The Home Secretary often professes the UK’s generosity in resettlement, suggesting that we take more refugees than our European neighbours; we have heard that in many speeches today. In fact, according to the most recent available data, in 2019 Germany resettled more than three times as many refugees as the UK, while Sweden and Norway, which are much smaller countries, both resettled more refugees than we did—and that was while the Syrian vulnerable persons resettlement scheme was still open. That route has now been closed, reducing the safe and legal pathways available to those seeking asylum.

The Bill contains worrying proposals that will allow for inhumane treatment of those who arrive through irregular routes. Clause 12 makes provision that

“An asylum claim must be made…at a designated place”,

paving the way for the offshore reception centres that the Government have flirted with. The Bill’s amendments to section 77 of the Nationality, Immigration and Asylum Act 2002 will enable the offshore processing of asylum seekers while their claims or appeals are still pending. The reported proposals for processing centres in Rwanda and other locations are not only seriously concerning because of the potential for indefinite detention and warehousing of asylum seekers in out-of-sight, out-of-mind locations, but frankly ridiculous because the Government have failed to strike any kind of international agreement on processing asylum claims or removals to safe countries. Frankly, their bullish approach to international relations post Brexit has left the prospect of any kind of replacement for Dublin III looking unlikely.

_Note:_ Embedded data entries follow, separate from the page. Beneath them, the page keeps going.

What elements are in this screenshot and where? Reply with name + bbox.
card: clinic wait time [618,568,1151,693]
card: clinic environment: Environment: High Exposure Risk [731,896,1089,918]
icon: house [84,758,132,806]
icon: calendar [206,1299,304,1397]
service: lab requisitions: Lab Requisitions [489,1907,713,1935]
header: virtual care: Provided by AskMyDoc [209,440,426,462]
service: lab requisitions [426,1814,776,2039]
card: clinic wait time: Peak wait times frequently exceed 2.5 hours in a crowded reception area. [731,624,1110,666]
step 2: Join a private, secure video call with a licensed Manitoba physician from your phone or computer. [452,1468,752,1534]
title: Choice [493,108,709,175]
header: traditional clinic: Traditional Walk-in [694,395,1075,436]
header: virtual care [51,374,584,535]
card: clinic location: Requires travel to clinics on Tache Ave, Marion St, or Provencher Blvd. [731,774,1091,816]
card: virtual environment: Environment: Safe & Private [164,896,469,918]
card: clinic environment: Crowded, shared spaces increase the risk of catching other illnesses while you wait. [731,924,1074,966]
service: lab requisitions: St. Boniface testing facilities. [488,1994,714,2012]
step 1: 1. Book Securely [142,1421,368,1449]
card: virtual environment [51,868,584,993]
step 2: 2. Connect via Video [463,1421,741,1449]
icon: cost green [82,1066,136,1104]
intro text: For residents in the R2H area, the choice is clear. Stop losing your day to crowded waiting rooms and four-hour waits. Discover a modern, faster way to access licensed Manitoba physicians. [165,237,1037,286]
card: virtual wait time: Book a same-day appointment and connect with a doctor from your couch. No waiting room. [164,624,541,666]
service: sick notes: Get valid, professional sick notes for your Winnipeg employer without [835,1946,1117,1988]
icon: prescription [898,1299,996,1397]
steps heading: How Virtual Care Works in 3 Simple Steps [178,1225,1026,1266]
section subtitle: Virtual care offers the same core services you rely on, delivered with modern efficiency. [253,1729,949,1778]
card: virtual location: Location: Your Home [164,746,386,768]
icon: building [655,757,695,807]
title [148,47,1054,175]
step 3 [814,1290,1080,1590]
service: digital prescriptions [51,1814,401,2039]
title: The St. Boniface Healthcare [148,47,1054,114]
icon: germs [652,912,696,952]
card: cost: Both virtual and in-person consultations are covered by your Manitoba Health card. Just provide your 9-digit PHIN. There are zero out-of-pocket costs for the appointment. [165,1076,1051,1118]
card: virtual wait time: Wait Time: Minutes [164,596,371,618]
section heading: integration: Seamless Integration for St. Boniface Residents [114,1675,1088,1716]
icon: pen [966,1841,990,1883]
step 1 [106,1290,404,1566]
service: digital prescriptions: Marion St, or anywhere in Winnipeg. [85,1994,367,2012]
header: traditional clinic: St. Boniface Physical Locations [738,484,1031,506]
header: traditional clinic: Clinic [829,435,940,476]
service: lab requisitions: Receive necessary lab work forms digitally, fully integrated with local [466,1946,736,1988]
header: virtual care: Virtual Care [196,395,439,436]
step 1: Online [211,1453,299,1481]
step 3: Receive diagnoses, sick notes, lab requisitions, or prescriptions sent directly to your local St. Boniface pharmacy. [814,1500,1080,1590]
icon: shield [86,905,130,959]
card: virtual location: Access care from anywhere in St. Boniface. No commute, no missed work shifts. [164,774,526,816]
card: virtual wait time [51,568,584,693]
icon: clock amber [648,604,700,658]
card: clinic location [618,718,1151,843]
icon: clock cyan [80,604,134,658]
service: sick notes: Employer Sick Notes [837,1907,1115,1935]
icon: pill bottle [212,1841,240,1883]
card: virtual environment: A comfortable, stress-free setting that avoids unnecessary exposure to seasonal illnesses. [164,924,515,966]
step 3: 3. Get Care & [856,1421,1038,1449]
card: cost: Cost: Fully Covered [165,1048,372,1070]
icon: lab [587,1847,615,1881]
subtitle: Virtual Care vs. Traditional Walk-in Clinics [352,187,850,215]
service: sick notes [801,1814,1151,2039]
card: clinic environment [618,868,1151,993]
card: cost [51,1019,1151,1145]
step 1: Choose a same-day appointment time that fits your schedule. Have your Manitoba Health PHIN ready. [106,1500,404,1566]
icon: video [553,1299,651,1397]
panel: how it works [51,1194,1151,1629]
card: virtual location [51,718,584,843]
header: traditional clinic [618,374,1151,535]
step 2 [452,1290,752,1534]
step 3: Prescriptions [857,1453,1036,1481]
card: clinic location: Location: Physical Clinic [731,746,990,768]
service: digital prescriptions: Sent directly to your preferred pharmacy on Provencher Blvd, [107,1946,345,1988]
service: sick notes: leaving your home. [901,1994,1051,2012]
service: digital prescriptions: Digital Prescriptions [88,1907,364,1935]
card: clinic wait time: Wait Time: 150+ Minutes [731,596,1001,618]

Finally, although there are many more issues in the Bill to discuss, I want to cover the proposed changes to the asylum process. Like many others, I am seriously worried that they will disadvantage the most vulnerable, particularly women. Clause 24 proposes that the appeals process be fast-tracked, while clause 23 proposes that judges be told to give “minimal weight” to evidence raised by an asylum seeker later in the process, unless there are exceptional circumstances. Clauses 16, 17, 20 and 23 contain provisions to penalise a submission of late evidence in a case. They ignore the reality of how asylum claims are made and how those seeking asylum can gather and provide evidence.

I recently met refugee women in a meeting facilitated by the charity Women for Refugee Women. They explained how a one-stop process would force traumatised women to raise all the reasons that they need protection at the outset or risk being penalised. Those who have experienced extreme trauma may simply be unable to do that—we know that—and must not be discriminated against for the very circumstances that have led them to seek asylum in our country.

When we seek to reform our asylum system, which does need reform, we should put those most at risk and most in need at its core, alongside the values for which this country stands. Sadly, the Bill has dog-whistle politics at its heart, not those values of which should be proud or the people we should protect. I urge Members to vote against it tonight.